5. Kajian Sosiolinguistik Interaksional
Definisi di
pembahasan sosiolinguistik interaksional ini bukan definisi yang
semestinya.Akan tetapi, definisi di pembahasan sosiolinguistik interaksional
ini adalah pandangan atau lebih tepatnya sebuah kontribusi dari dua tokoh yang
akhirnya bisa mengembangkan masalah sosiolinguistik interaksional.Dalam bagian
ini, Deborah (2007: 125) mendeskripsikan gagasan dasar sosiolingustik
interaksional.Deborah mengawali dengan kerja Gumperz dan kemudian beralih ke
kerja Goffman.
Bahwa
sosiolinguistik interaksional memberikan sebuah ancangan wacana yang berfokus
pada peletakan makna atau penempatan makna.Jadi, Gumperz fokus pada
ditempatkanya inference (dugaan), sedangkan Goffman memberikan kerangka
kerja sosiologis untuk mendeskripsikan dan memahami bentuk dan makna untuk
konteks sosial dan interpersonal yang memberikan praduga untuk interpretasi
makna. Mencoba menemukan penempatan makna
dan mencari bagaimana makna tersebut memberi kontribusi ke arah proses dan
pemerolehan interaksi.
6. Kajian Analisis
Percakapan
Analisis percakapan (AP) merupakan suatu pendekatan analisis wacana
(Achmad, 2006:11) dalam http://abdurahman-padang.blogspot.com/2012/11/analisis-percakapan-pasambahan.html. Pendekatan ini telah dipopulerkan oleh ahli
sosiologi Garfinkel berdasarkan ancangan etnometodelogi dan kemudian diterapkan
dalam analisis percakapan oleh Sack (1975) dan Jeffersen (1974). AP berbeda
dengan cabang sosiologi karena bukan hanya mengalisis aturan sosial tapi juga
mencari dan menemukan cara atau metode yang digunakan anggota masyarakat untuk
menghasilkan makna aturan sosial. Analisis percakapan merupakan sebuah ancangan
wacana yang menekankan konteks, relevansi konteks, berdasarkan teks.

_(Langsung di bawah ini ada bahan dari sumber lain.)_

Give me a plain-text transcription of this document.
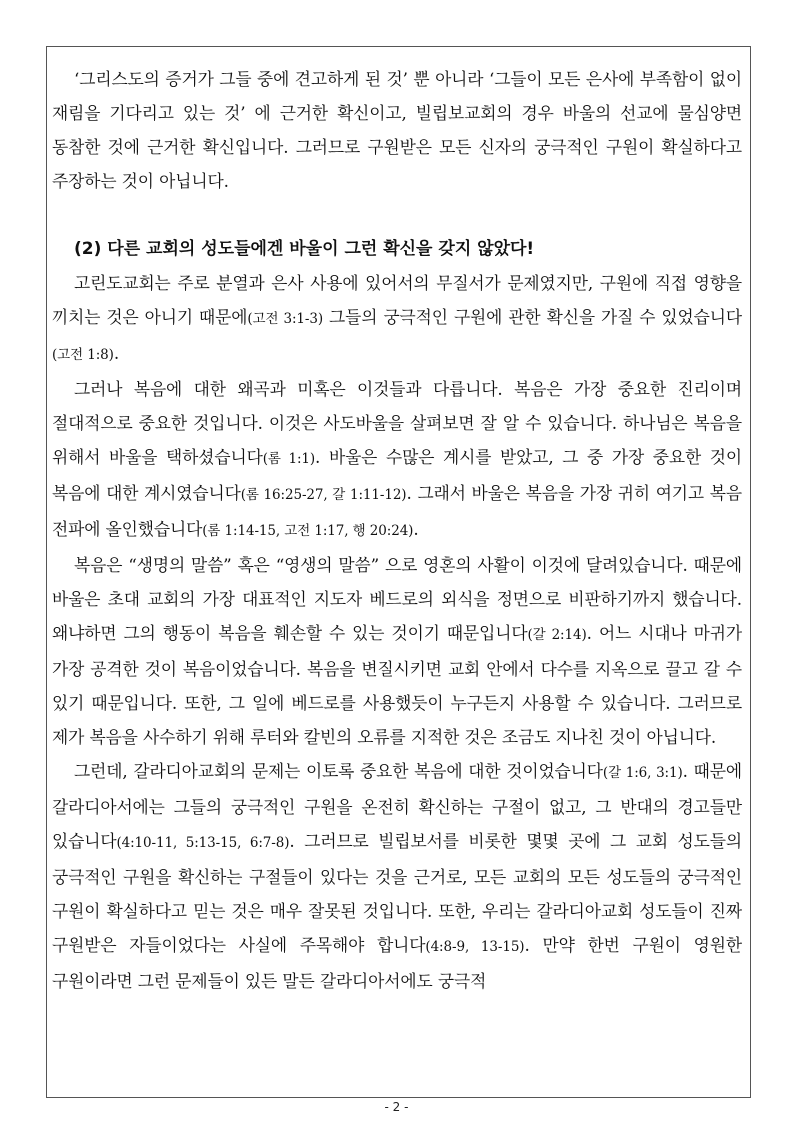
‘그리스도의 증거가 그들 중에 견고하게 된 것’ 뿐 아니라 ‘그들이 모든 은사에 부족함이 없이 재림을 기다리고 있는 것’ 에 근거한 확신이고, 빌립보교회의 경우 바울의 선교에 물심양면 동참한 것에 근거한 확신입니다. 그러므로 구원받은 모든 신자의 궁극적인 구원이 확실하다고 주장하는 것이 아닙니다.

(2) 다른 교회의 성도들에겐 바울이 그런 확신을 갖지 않았다!

고린도교회는 주로 분열과 은사 사용에 있어서의 무질서가 문제였지만, 구원에 직접 영향을 끼치는 것은 아니기 때문에(고전 3:1-3) 그들의 궁극적인 구원에 관한 확신을 가질 수 있었습니다(고전 1:8).

그러나 복음에 대한 왜곡과 미혹은 이것들과 다릅니다. 복음은 가장 중요한 진리이며 절대적으로 중요한 것입니다. 이것은 사도바울을 살펴보면 잘 알 수 있습니다. 하나님은 복음을 위해서 바울을 택하셨습니다(롬 1:1). 바울은 수많은 계시를 받았고, 그 중 가장 중요한 것이 복음에 대한 계시였습니다(롬 16:25-27, 갈 1:11-12). 그래서 바울은 복음을 가장 귀히 여기고 복음 전파에 올인했습니다(롬 1:14-15, 고전 1:17, 행 20:24).

복음은 “생명의 말씀” 혹은 “영생의 말씀” 으로 영혼의 사활이 이것에 달려있습니다. 때문에 바울은 초대 교회의 가장 대표적인 지도자 베드로의 외식을 정면으로 비판하기까지 했습니다. 왜냐하면 그의 행동이 복음을 훼손할 수 있는 것이기 때문입니다(갈 2:14). 어느 시대나 마귀가 가장 공격한 것이 복음이었습니다. 복음을 변질시키면 교회 안에서 다수를 지옥으로 끌고 갈 수 있기 때문입니다. 또한, 그 일에 베드로를 사용했듯이 누구든지 사용할 수 있습니다. 그러므로 제가 복음을 사수하기 위해 루터와 칼빈의 오류를 지적한 것은 조금도 지나친 것이 아닙니다.

그런데, 갈라디아교회의 문제는 이토록 중요한 복음에 대한 것이었습니다(갈 1:6, 3:1). 때문에 갈라디아서에는 그들의 궁극적인 구원을 온전히 확신하는 구절이 없고, 그 반대의 경고들만 있습니다(4:10-11, 5:13-15, 6:7-8). 그러므로 빌립보서를 비롯한 몇몇 곳에 그 교회 성도들의 궁극적인 구원을 확신하는 구절들이 있다는 것을 근거로, 모든 교회의 모든 성도들의 궁극적인 구원이 확실하다고 믿는 것은 매우 잘못된 것입니다. 또한, 우리는 갈라디아교회 성도들이 진짜 구원받은 자들이었다는 사실에 주목해야 합니다(4:8-9, 13-15). 만약 한번 구원이 영원한 구원이라면 그런 문제들이 있든 말든 갈라디아서에도 궁극적

- 2 -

Percakapan merupakan sumber bagi aturan sosial yang memperlihatkan adanya
urutan dan struktur percakapan. AP menaruh perhatian pada masalah aturan
sosial yaitu bagaimana bahasa
menciptakan dan diciptakan oleh konteks sosial, di samping pengetahuan manusia
yang tidak terbatas pada pengetahuan sempit tetapi meliputi kebiasaan yang ada
dan digunakan. Ringkasnya, pengetahuan tidak
dapat dipisahkan dari konteks dan masyarakat pemakainya, sehingga perlu
dianalisis.
B.Manfaat
Kajian Wacana Dalam Konteks Indonesia
Kajian wacana memiliki manfaat yang besar apabila
dikaitkan dengan koteks Indonesia yang beraneka ragam kultur dan budayanya.
Manfaat tersebut antara lain sebagai berikut.
1)
Membantu masyarakat memahami berbagai permasalahan yang terjadi sekaligus
mencari solusinya.
2)
Sebagai bahan pertimbangan untuk menentukan langkah yang akan diambil
setelah melihat fakta yang berkembang di masyarakat.
3)
Kajian wacana dapat mengungkap berbagai fakta, idealisme yang tersirat
dalam sebuah wacana guna mengetahui maksud dan tujuan penulis wacana tersebut.
4)
Membongkar nilai-nilai yang terkandung dalam sebuah wacana.
5)
Kajian wacana memberikan
kontribusi bagi perkembangan pendidikan dengan menanamkan sikap skeptic dan critical thingking terhadap segala hal.
6)
Kajian wacana memungkinkan menganalisis fenomena-fenomena yang terjadi di
lingkungan sekitar dari berbagai sudut pandang. Hal ini akan membawa dampak
pada meningkatkan pemahaman dan pengetahuan dari berbagai sisi sehingga
memerkaya pengalaman dan pengetahuan.